Larissa Ruppert spielt die quicklebendige und aggressive Nicola (l.). Ihr Mann Fabian (Niklas Krajewski, r.) ist ein Weichei und Spießer. Und ihr Bruder Philipp (Janik Marder, M.) ist ein Träumer. © Deutsch-Sorbisches Volkstheater

Die Geschwister Nicola und Philipp kümmern sich um den Nachlass ihres Vaters. Sie möchte das Gerümpel wegwerfen, er sucht nach einem Erinnerungsstück. Auf dem Dachboden findet sich ein gut verpacktes Bild. Ein kleines Aquarell mit alter Kirche, blassem Himmel, grauen Wolken. „Kitsch“, urteilt die Schwester. „Wunderschön“, meint der Bruder. Seine Frau Judith entdeckt die Signatur A. Hitler. Eine Sensation.

Der Hitlerkult hat nie aufgehört

Am Freitag gab es im Deutsch-Sorbischen Volkstheater Bautzen kräftigen Beifall für die Premiere der schwarzen Komödie „Nachtland“ von Marius von Mayenburg, uraufgeführt Ende 2022. Ein brandaktuelles Stück. Es geht um den nie aufgehörten Hitlerkult und weit verbreiteten Antisemitismus in der deutschen Gesellschaft. Es geht auch um Moral und Geld, um die Einheit von Künstler und Werk. Während Judith den „Nazi-Kitsch“ am liebsten auf dem Grill verbrennen möchte, wollen die Geschwister das Bild verkaufen. Nicola träumt von einem Haus mit Terrasse. Gutachterin Evamaria bestätigt die Echtheit des Aquarells und schwärmt vom kühnen Pinselstrich Hitlers.

Wo kommt das Bild her? Die Spur führt zu Oma Grete, die lange tot ist. Sie war Sängerin an der Staatsoper München und hatte während des Krieges ein Verhältnis mit dem NS-Bonzen Martin Bormann, einem engen Vertrauten des „Führers“. Bormann schenkte das Bild seiner Geliebten. Judith, eine deutsche Jüdin, ist geschockt. Von der Nazi-Vergangenheit der Familie ahnte sie nichts. Nicola reagiert genervt: „Ich weiß, für euch ist das immer gleich Antisemitismus, dabei ist das nur Kritik an Israel, ihr könnt das nicht auseinanderhalten.“ Judith hält dagegen: Kritik an Israel sei „Antisemitismus von links“.

Es kommt zum Verkauf.

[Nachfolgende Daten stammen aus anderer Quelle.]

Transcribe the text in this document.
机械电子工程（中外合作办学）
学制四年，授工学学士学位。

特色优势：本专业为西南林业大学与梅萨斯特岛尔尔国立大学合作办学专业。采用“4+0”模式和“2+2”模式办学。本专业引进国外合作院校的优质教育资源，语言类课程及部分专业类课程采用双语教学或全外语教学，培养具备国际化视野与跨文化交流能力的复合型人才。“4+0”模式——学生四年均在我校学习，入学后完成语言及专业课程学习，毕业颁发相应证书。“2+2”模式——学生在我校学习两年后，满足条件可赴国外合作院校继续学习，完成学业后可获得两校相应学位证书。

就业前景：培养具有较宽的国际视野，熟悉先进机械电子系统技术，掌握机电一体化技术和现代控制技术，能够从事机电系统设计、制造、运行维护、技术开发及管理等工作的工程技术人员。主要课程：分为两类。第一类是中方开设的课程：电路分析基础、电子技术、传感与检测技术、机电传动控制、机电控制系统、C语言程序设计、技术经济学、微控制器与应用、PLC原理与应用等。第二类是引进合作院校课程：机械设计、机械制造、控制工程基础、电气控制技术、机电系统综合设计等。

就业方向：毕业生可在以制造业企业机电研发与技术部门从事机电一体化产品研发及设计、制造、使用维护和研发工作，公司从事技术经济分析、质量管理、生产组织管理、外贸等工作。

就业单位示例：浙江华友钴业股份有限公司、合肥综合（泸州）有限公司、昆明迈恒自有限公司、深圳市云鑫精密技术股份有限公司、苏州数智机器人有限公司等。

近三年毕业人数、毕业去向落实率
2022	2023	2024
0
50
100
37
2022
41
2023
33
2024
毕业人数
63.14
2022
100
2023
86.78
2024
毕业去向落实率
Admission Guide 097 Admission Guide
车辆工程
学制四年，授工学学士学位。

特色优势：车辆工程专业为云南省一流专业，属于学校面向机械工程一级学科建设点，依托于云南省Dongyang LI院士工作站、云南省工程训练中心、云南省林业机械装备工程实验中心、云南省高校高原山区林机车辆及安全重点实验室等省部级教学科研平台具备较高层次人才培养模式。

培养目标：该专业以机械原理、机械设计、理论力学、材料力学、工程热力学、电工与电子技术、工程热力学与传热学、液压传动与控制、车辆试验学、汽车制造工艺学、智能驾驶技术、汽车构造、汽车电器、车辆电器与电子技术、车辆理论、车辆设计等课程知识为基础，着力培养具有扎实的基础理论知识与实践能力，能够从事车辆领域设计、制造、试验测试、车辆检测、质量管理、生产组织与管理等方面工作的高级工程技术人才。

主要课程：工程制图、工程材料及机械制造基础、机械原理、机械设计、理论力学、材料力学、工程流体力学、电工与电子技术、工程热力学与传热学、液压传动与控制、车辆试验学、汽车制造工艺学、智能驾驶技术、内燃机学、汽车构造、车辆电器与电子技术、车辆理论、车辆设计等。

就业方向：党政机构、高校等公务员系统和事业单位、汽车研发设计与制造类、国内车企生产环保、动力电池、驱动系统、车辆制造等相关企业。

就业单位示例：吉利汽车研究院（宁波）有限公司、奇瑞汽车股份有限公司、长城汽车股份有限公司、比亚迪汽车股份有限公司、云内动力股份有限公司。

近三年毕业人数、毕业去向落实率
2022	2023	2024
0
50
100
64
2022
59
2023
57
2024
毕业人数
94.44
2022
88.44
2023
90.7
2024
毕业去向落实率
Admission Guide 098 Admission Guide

Ein eleganter, aalglatter Herr zieht vor dem Bild andächtig den Hut. Er bietet 140.000 Euro. Antisemitismus, raunt er, ziehe sich durch die deutsche Geistesgeschichte von Luther, Goethe, Kant bis zu den Brüdern Mann. „Wir lauschen voller Ehrfurcht, wenn Furtwängler dirigiert oder Karajan, das waren noch Titanen, das kann heute nur noch Thielemann.“ Angestachelt von Judiths Widerrede bietet der Käufer 200.000 Euro, wenn sie mit ihm einen Abend verbringt. Das antisemitische Klischee von der „schönen Jüdin“ beherrscht seine Sinne. Frank Schilcher spielt die Figur fulminant und leicht dozierend.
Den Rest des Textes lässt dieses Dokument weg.